To be clear, all the aforementioned are fine — I guess. I've admittedly never seen or tried a "chill pill," but a deep breath never hurts, and in a pinch — and in a responsible manner — a glass, bottle or 1.5-ounce vessel of adult sustenance has been known to aid in the process.
Yet, as fall approaches, sports are again offering us the distraction we all need from a virus that simply won't go away.
COVID continues to do its thing. Across the country, numbers continue to spike, and it's hard to get beyond a vaccination conversation outside the walls of your home.
Unlike many of the self-proclaimed experts shouting from their proverbial rooftops, I'm not here to tell you what to do. I have my opinion, like you have yours, but what I've learned in recent months — and likely more than a year — is that I'm not changing your opinion and you're not changing mine. People have made their decision and like it or not — and often for reasons that make less sense than a penny (you can thank Foghorn Leghorn for that) — they're going down with their ship.
So, rather than banging your head against the wall over nonsensical, irrational and/or simple hardheaded behavior, I recommend turning to sports for an escape from the thing keeping you from the life we used to all lead before everything changed.

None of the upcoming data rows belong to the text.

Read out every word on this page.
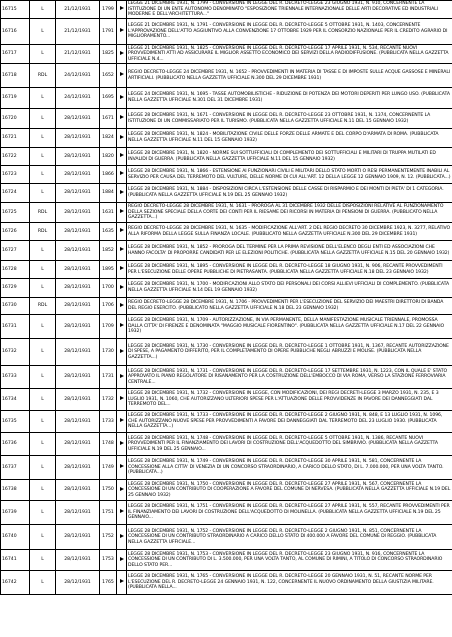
16715	L	21/12/1931	1799		LEGGE 21 DICEMBRE 1931, N. 1799 - CONVERSIONE IN LEGGE DEL R. DECRETO-LEGGE 23 GIUGNO 1931, N. 910, CONCERNENTE LA ISTITUZIONE DI UN ENTE AUTONOMO DENOMINATO "ESPOSIZIONE TRIENNALE INTERNAZIONALE DELLE ARTI DECORATIVE ED INDUSTRIALI MODERNE E DELL'ARCHITETTURA..."
16716	L	21/12/1931	1791		LEGGE 21 DICEMBRE 1931, N. 1791 - CONVERSIONE IN LEGGE DEL R. DECRETO-LEGGE 5 OTTOBRE 1931, N. 1403, CONCERNENTE L'APPROVAZIONE DELL'ATTO AGGIUNTIVO ALLA CONVENZIONE 17 OTTOBRE 1929 PER IL CONSORZIO NAZIONALE PER IL CREDITO AGRARIO DI MIGLIORAMENTO...
16717	L	21/12/1931	1825		LEGGE 21 DICEMBRE 1931, N. 1825 - CONVERSIONE IN LEGGE DEL R. DECRETO-LEGGE 17 APRILE 1931, N. 534, RECANTE NUOVI PROVVEDIMENTI ATTI AD ASSICURARE IL MIGLIOR ASSETTO ECONOMICO DEI SERVIZI DELLA RADIODIFFUSIONE. (PUBBLICATA NELLA GAZZETTA UFFICIALE N.4...
16718	RDL	24/12/1931	1652		REGIO DECRETO-LEGGE 24 DICEMBRE 1931, N. 1652 - PROVVEDIMENTI IN MATERIA DI TASSE E DI IMPOSTE SULLE ACQUE GASSOSE E MINERALI ARTIFICIALI. (PUBBLICATO NELLA GAZZETTA UFFICIALE N.300 DEL 29 DICEMBRE 1931)
16719	L	24/12/1931	1695		LEGGE 24 DICEMBRE 1931, N. 1695 - TASSE AUTOMOBILISTICHE - RIDUZIONE DI POTENZA DEI MOTORI DEPERITI PER LUNGO USO. (PUBBLICATA NELLA GAZZETTA UFFICIALE N.301 DEL 31 DICEMBRE 1931)
16720	L	28/12/1931	1671		LEGGE 28 DICEMBRE 1931, N. 1671 - CONVERSIONE IN LEGGE DEL R. DECRETO-LEGGE 23 OTTOBRE 1931, N. 1374, CONCERNENTE LA ISTITUZIONE DI UN COMMISSARIATO PER IL TURISMO. (PUBBLICATA NELLA GAZZETTA UFFICIALE N.11 DEL 15 GENNAIO 1932)
16721	L	28/12/1931	1824		LEGGE 28 DICEMBRE 1931, N. 1824 - MOBILITAZIONE CIVILE DELLE FORZE DELLE ARMATE E DEL CORPO D'ARMATA DI ROMA. (PUBBLICATA NELLA GAZZETTA UFFICIALE N.11 DEL 15 GENNAIO 1932)
16722	L	28/12/1931	1820		LEGGE 28 DICEMBRE 1931, N. 1820 - NORME SUI SOTTUFFICIALI DI COMPLEMENTO DEI SOTTUFFICIALI E MILITARI DI TRUPPA MUTILATI ED INVALIDI DI GUERRA. (PUBBLICATA NELLA GAZZETTA UFFICIALE N.11 DEL 15 GENNAIO 1932)
16723	L	28/12/1931	1866		LEGGE 28 DICEMBRE 1931, N. 1866 - ESTENSIONE AI FUNZIONARI CIVILI E MILITARI DELLO STATO MORTI O RESI PERMANENTEMENTE INABILI AL SERVIZIO PER CAUSA DEL TERREMOTO DEL VULTURE, DELLE NORME DI CUI ALL'ART. 12 DELLA LEGGE 12 GENNAIO 1909, N. 12. (PUBBLICATA...)
16724	L	28/12/1931	1884		LEGGE 28 DICEMBRE 1931, N. 1884 - DISPOSIZIONI CIRCA L'ESTENSIONE DELLE CASSE DI RISPARMIO E DEI MONTI DI PIETA' DI 1 CATEGORIA. (PUBBLICATA NELLA GAZZETTA UFFICIALE N.19 DEL 25 GENNAIO 1932)
16725	RDL	28/12/1931	1631		REGIO DECRETO-LEGGE 28 DICEMBRE 1931, N. 1631 - PROROGA AL 31 DICEMBRE 1932 DELLE DISPOSIZIONI RELATIVE AL FUNZIONAMENTO DELLA SEZIONE SPECIALE DELLA CORTE DEI CONTI PER IL RIESAME DEI RICORSI IN MATERIA DI PENSIONI DI GUERRA. (PUBBLICATO NELLA GAZZETTA...)
16726	RDL	28/12/1931	1635		REGIO DECRETO-LEGGE 28 DICEMBRE 1931, N. 1635 - MODIFICAZIONE ALL'ART. 2 DEL REGIO DECRETO 30 DICEMBRE 1923, N. 3277, RELATIVO ALLA RIFORMA DELLA LEGGE SULLA FINANZA LOCALE. (PUBBLICATO NELLA GAZZETTA UFFICIALE N.300 DEL 29 DICEMBRE 1931)
16727	L	28/12/1931	1852		LEGGE 28 DICEMBRE 1931, N. 1852 - PROROGA DEL TERMINE PER LA PRIMA REVISIONE DELL'ELENCO DEGLI ENTI ED ASSOCIAZIONI CHE HANNO FACOLTA' DI PROPORRE CANDIDATI PER LE ELEZIONI POLITICHE. (PUBBLICATA NELLA GAZZETTA UFFICIALE N.15 DEL 20 GENNAIO 1932)
16728	L	28/12/1931	1895		LEGGE 28 DICEMBRE 1931, N. 1895 - CONVERSIONE IN LEGGE DEL R. DECRETO-LEGGE 18 GIUGNO 1931, N. 906, RECANTE PROVVEDIMENTI PER L'ESECUZIONE DELLE OPERE PUBBLICHE DI PIETRASANTA. (PUBBLICATA NELLA GAZZETTA UFFICIALE N.18 DEL 23 GENNAIO 1932)
16729	L	28/12/1931	1700		LEGGE 28 DICEMBRE 1931, N. 1700 - MODIFICAZIONI ALLO STATO DEI PERSONALI DEI CORSI ALLIEVI UFFICIALI DI COMPLEMENTO. (PUBBLICATA NELLA GAZZETTA UFFICIALE N.14 DEL 19 GENNAIO 1932)
16730	RDL	28/12/1931	1706		REGIO DECRETO-LEGGE 28 DICEMBRE 1931, N. 1706 - PROVVEDIMENTI PER L'ESECUZIONE DEL SERVIZIO DEI MAESTRI DIRETTORI DI BANDA DEL REGIO ESERCITO. (PUBBLICATO NELLA GAZZETTA UFFICIALE N.18 DEL 23 GENNAIO 1932)
16731	L	28/12/1931	1709		LEGGE 28 DICEMBRE 1931, N. 1709 - AUTORIZZAZIONE, IN VIA PERMANENTE, DELLA MANIFESTAZIONE MUSICALE TRIENNALE, PROMOSSA DALLA CITTA' DI FIRENZE E DENOMINATA "MAGGIO MUSICALE FIORENTINO". (PUBBLICATA NELLA GAZZETTA UFFICIALE N.17 DEL 22 GENNAIO 1932)
16732	L	28/12/1931	1730		LEGGE 28 DICEMBRE 1931, N. 1730 - CONVERSIONE IN LEGGE DEL R. DECRETO-LEGGE 1 OTTOBRE 1931, N. 1367, RECANTE AUTORIZZAZIONE DI SPESE, A PAGAMENTO DIFFERITO, PER IL COMPLETAMENTO DI OPERE PUBBLICHE NEGLI ABRUZZI E MOLISE. (PUBBLICATA NELLA GAZZETTA...)
16733	L	28/12/1931	1731		LEGGE 28 DICEMBRE 1931, N. 1731 - CONVERSIONE IN LEGGE DEL R. DECRETO-LEGGE 17 SETTEMBRE 1931, N. 1223, CON IL QUALE E' STATO APPROVATO IL PIANO REGOLATORE DI RISANAMENTO PER LA COSTRUZIONE DELL'EMBOCCO DI VIA ROMA, VERSO LA STAZIONE FERROVIARIA CENTRALE...
16734	L	28/12/1931	1732		LEGGE 28 DICEMBRE 1931, N. 1732 - CONVERSIONE IN LEGGE, CON MODIFICAZIONI, DEI REGI DECRETI-LEGGE 3 MARZO 1931, N. 235, E 3 LUGLIO 1931, N. 1060, CHE AUTORIZZANO ULTERIORI SPESE PER L'ATTUAZIONE DELLE PROVVIDENZE IN FAVORE DEI DANNEGGIATI DAL TERREMOTO DEL...
16735	L	28/12/1931	1733		LEGGE 28 DICEMBRE 1931, N. 1733 - CONVERSIONE IN LEGGE DEL R. DECRETO-LEGGE 2 GIUGNO 1931, N. 848, E 13 LUGLIO 1931, N. 1096, CHE AUTORIZZANO NUOVE SPESE PER PROVVEDIMENTI A FAVORE DEI DANNEGGIATI DAL TERREMOTO DEL 23 LUGLIO 1930. (PUBBLICATA NELLA GAZZETTA...)
16736	L	28/12/1931	1748		LEGGE 28 DICEMBRE 1931, N. 1748 - CONVERSIONE IN LEGGE DEL R. DECRETO-LEGGE 5 OTTOBRE 1931, N. 1386, RECANTE NUOVI PROVVEDIMENTI PER IL FINANZIAMENTO DEI LAVORI DI COSTRUZIONE DELL'ACQUEDOTTO DEL SIMBRIVIO. (PUBBLICATA NELLA GAZZETTA UFFICIALE N.19 DEL 25 GENNAIO...
16737	L	28/12/1931	1749		LEGGE 28 DICEMBRE 1931, N. 1749 - CONVERSIONE IN LEGGE DEL R. DECRETO-LEGGE 30 APRILE 1931, N. 581, CONCERNENTE LA CONCESSIONE ALLA CITTA' DI VENEZIA DI UN CONCORSO STRAORDINARIO, A CARICO DELLO STATO, DI L. 7.000.000, PER UNA VOLTA TANTO. (PUBBLICATA...)
16738	L	28/12/1931	1750		LEGGE 28 DICEMBRE 1931, N. 1750 - CONVERSIONE IN LEGGE DEL R. DECRETO-LEGGE 27 APRILE 1931, N. 567, CONCERNENTE LA CONCESSIONE DI UN CONTRIBUTO DI COOPERAZIONE A FAVORE DEL COMUNE DI NERVESA. (PUBBLICATA NELLA GAZZETTA UFFICIALE N.19 DEL 25 GENNAIO 1932)
16739	L	28/12/1931	1751		LEGGE 28 DICEMBRE 1931, N. 1751 - CONVERSIONE IN LEGGE DEL R. DECRETO-LEGGE 27 APRILE 1931, N. 557, RECANTE PROVVEDIMENTI PER IL FINANZIAMENTO DEI LAVORI DI COSTRUZIONE DELL'ACQUEDOTTO DI MOLINELLA. (PUBBLICATA NELLA GAZZETTA UFFICIALE N.19 DEL 25 GENNAIO...
16740	L	28/12/1931	1752		LEGGE 28 DICEMBRE 1931, N. 1752 - CONVERSIONE IN LEGGE DEL R. DECRETO-LEGGE 2 GIUGNO 1931, N. 851, CONCERNENTE LA CONCESSIONE DI UN CONTRIBUTO STRAORDINARIO A CARICO DELLO STATO DI 400.000 A FAVORE DEL COMUNE DI REGGIO. (PUBBLICATA NELLA GAZZETTA UFFICIALE...
16741	L	28/12/1931	1753		LEGGE 28 DICEMBRE 1931, N. 1753 - CONVERSIONE IN LEGGE DEL R. DECRETO-LEGGE 23 GIUGNO 1931, N. 916, CONCERNENTE LA CONCESSIONE DI UN CONTRIBUTO DI L. 3.500.000, PER UNA VOLTA TANTO, AL COMUNE DI RIMINI, A TITOLO DI CONCORSO STRAORDINARIO DELLO STATO PER...
16742	L	28/12/1931	1765		LEGGE 28 DICEMBRE 1931, N. 1765 - CONVERSIONE IN LEGGE DEL R. DECRETO-LEGGE 20 GENNAIO 1931, N. 51, RECANTE NORME PER L'ESECUZIONE DEL R. DECRETO-LEGGE 24 GENNAIO 1931, N. 122, CONCERNENTE IL NUOVO ORDINAMENTO DELLA GIUSTIZIA MILITARE. (PUBBLICATA NELLA...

We're essentially a week away from college and high school football, a week longer from the NFL, and just days from soccer, volleyball and cross country kicking off the 2021-22 prep sports year. That matters for a lot of reasons, the primary one being that a year ago, that option didn't exist.
In August 2020, the NBA was playing in a "bubble," half of the country's college football teams had canceled their seasons, and high schools were more concerned with getting their kids into the classroom than onto the field.
Understandably, safety was the primary concern, but lost in the concern for physical harm was awareness of the mental detriment that stems from running and hiding from something others found ways of working around.
It's my hope that we've gotten beyond that. We are, in many cases, back at work, even traveling to an extent. Sports organizations have found ways to safely practice and compete despite the ongoing presence of the virus. It needs to be and should be taken seriously, but at the same time, we should continue finding ways to responsibly live our lives in the best ways possible, and sports are part of that process.
If you have kids, you probably understand that better than most. After all, the joy I get from an NFL Sunday, college football Saturday, or postseason Major League Baseball game likely pales in comparison to that in which parents receive from watching their son or daughter score a goal, a touchdown, or cross the finish line first.
That's what life's about, right? Watching their hard work manifest itself in ways that will not only help them going forward, but also fulfill them here and now.
This last school year was a disaster. It's been my experience that in a private moment, teachers, administrators and coaches will tell you that too.
Yes, it was of value to get kids back in the classroom, if even for a couple of months, and the compressed sports year was at least a viable means of closure for a senior class that lost a lot over the previous year and a half. But while of value, that value was limited by questions we now have answers to, and hopefully, we'll remember that when cooler heads are needed to prevail.
I love sports, and if you're reading this, you likely do too. Yes, there are obviously more important things, but at the same time, it's the little things in life that make it so worth living. Music, friendships, pets, hobbies, the outdoors, much more, and yes, sports. Not only do they deliver us joy, but they offer a distraction from the things that continually sap it from us.
So, relax. Take a deep breath, a "chill pill," or a drink if you're so inclined, but if you like sports, enjoy them, because they're here to help you do just that — and let's hope it stays that way.